La disparition du leader nord-coréen Kim Jong-Il n’entraînera pas le changement du régime mais elle pourrait jouer un certain rôle dans la reprise des pourparlers sur le désarmement nucléaire de la Corée du Nord, selon les experts. Toutefois, ce rôle peut être aussi bien positif que négatif.
Lundi, on apprenait le décès du leader nord-coréen, son fils cadet Kim Jong-un, qui n’a même pas 30 ans, devrait hériter de la présidence du pays, selon des informations officieuses.
L’annonce de la mort du leader nord-coréen a alarmé les gouvernements sud-coréen, japonais et américain. Lundi matin, l’armée sud-coréenne a été mise en état d’alerte. Le premier ministre japonais Noda Yoshihiko a créé une cellule spéciale de gestion de la crise. Le porte-parole de la Maison blanche a déclaré à Washington que les Etats-Unis restaient en contact étroit avec la Corée du Sud et le Japon.

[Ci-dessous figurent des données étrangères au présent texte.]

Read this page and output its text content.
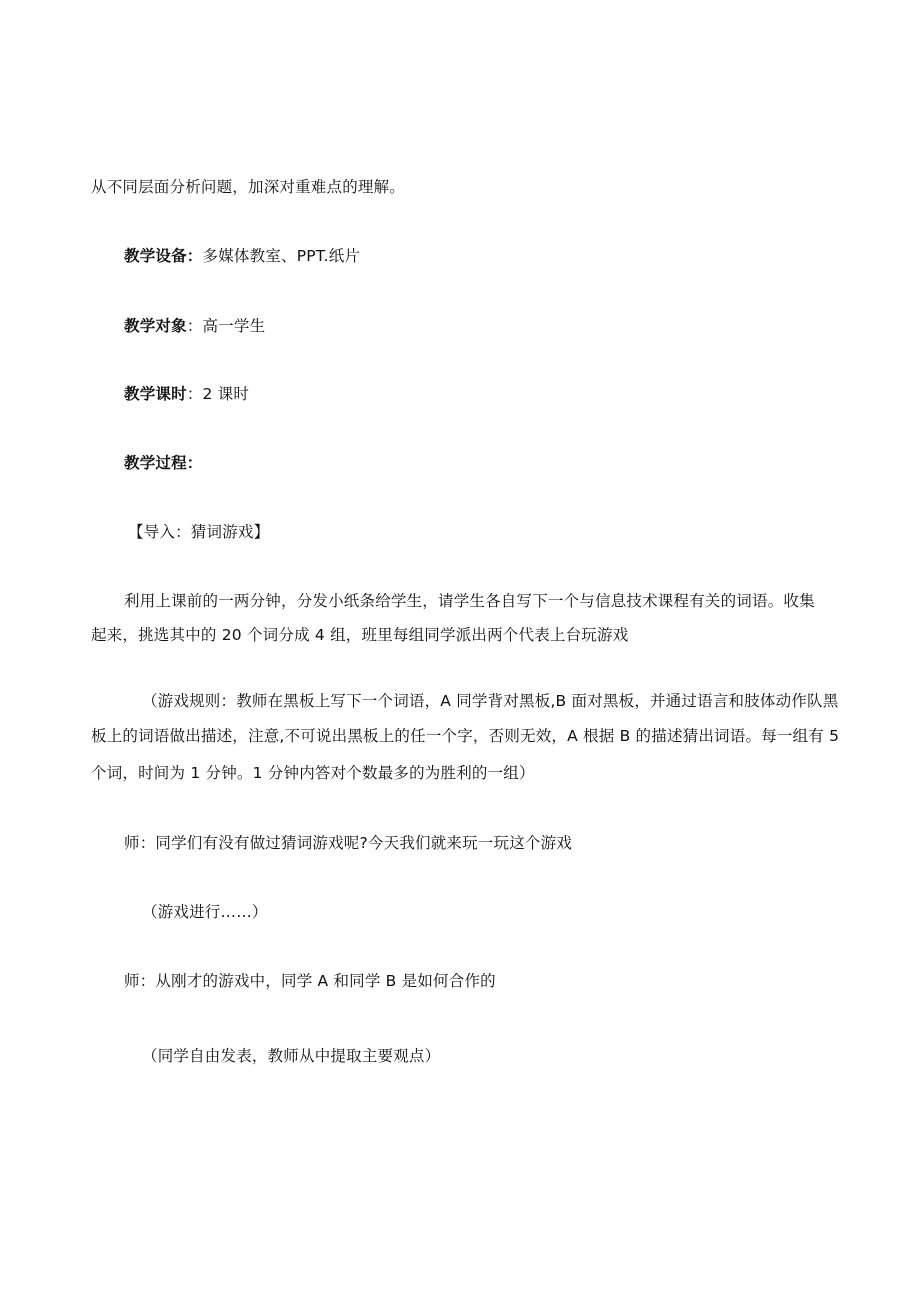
从不同层面分析问题，加深对重难点的理解。
教学设备：多媒体教室、PPT.纸片
教学对象：高一学生
教学课时：2 课时
教学过程：
【导入：猜词游戏】
利用上课前的一两分钟，分发小纸条给学生，请学生各自写下一个与信息技术课程有关的词语。收集
起来，挑选其中的 20 个词分成 4 组，班里每组同学派出两个代表上台玩游戏
（游戏规则：教师在黑板上写下一个词语，A 同学背对黑板,B 面对黑板，并通过语言和肢体动作队黑
板上的词语做出描述，注意,不可说出黑板上的任一个字，否则无效，A 根据 B 的描述猜出词语。每一组有 5
个词，时间为 1 分钟。1 分钟内答对个数最多的为胜利的一组）
师：同学们有没有做过猜词游戏呢?今天我们就来玩一玩这个游戏
（游戏进行……）
师：从刚才的游戏中，同学 A 和同学 B 是如何合作的
（同学自由发表，教师从中提取主要观点）
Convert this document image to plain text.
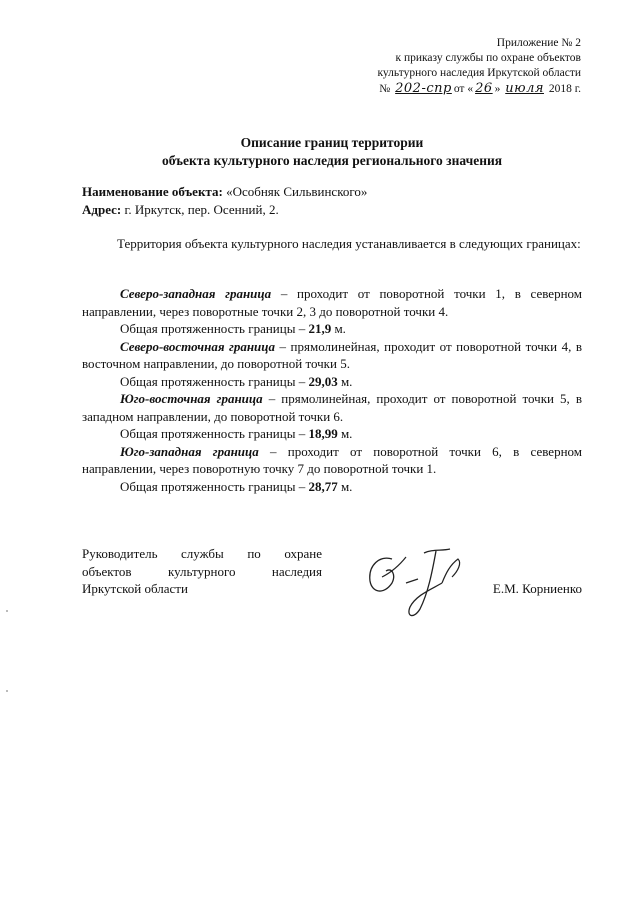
Приложение № 2
к приказу службы по охране объектов
культурного наследия Иркутской области
№ 202-спр от « 26 » июля 2018 г.
Описание границ территории
объекта культурного наследия регионального значения
Наименование объекта: «Особняк Сильвинского»
Адрес: г. Иркутск, пер. Осенний, 2.
Территория объекта культурного наследия устанавливается в следующих границах:

Северо-западная граница – проходит от поворотной точки 1, в северном направлении, через поворотные точки 2, 3 до поворотной точки 4.

Общая протяженность границы – 21,9 м.

Северо-восточная граница – прямолинейная, проходит от поворотной точки 4, в восточном направлении, до поворотной точки 5.

Общая протяженность границы – 29,03 м.

Юго-восточная граница – прямолинейная, проходит от поворотной точки 5, в западном направлении, до поворотной точки 6.

Общая протяженность границы – 18,99 м.

Юго-западная граница – проходит от поворотной точки 6, в северном направлении, через поворотную точку 7 до поворотной точки 1.

Общая протяженность границы – 28,77 м.

Руководитель службы по охране
объектов культурного наследия
Иркутской области	Е.М. Корниенко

L’armée nord-coréenne n’a rien entrepris pour le moment, mais étant donné son potentiel nucléaire, la préoccupation des voisins semble légitime, a fait remarquer Andreï Klimov, vice-président du comité de la Douma (chambre basse du parlement russe) pour les relations internationales, dans un entretien accordé à RIA Novosti. Il a souligné que la Corée du Nord disposait de technologies de fabrication de missiles et d’ogives nucléaires et avait une armée qui se range parmi les cinq plus importantes du monde.
"Certes, cela préoccupe au plus haut point les pays de la région, dont la Russie, la Chine et le Japon. Par ailleurs, cela inquiète sérieusement les Etats-Unis, étant donné leur alliance étroite avec la Corée du Sud. La tension s'est élevée dans cette zone", a souligné le député.
"La stabilité sera maintenue"
Les experts sont unanimes à dire que la situation intérieure en Corée du Nord restera inchangée, alors que le pays pourrait se retrouver dans une situation différente sur l’échiquier mondial.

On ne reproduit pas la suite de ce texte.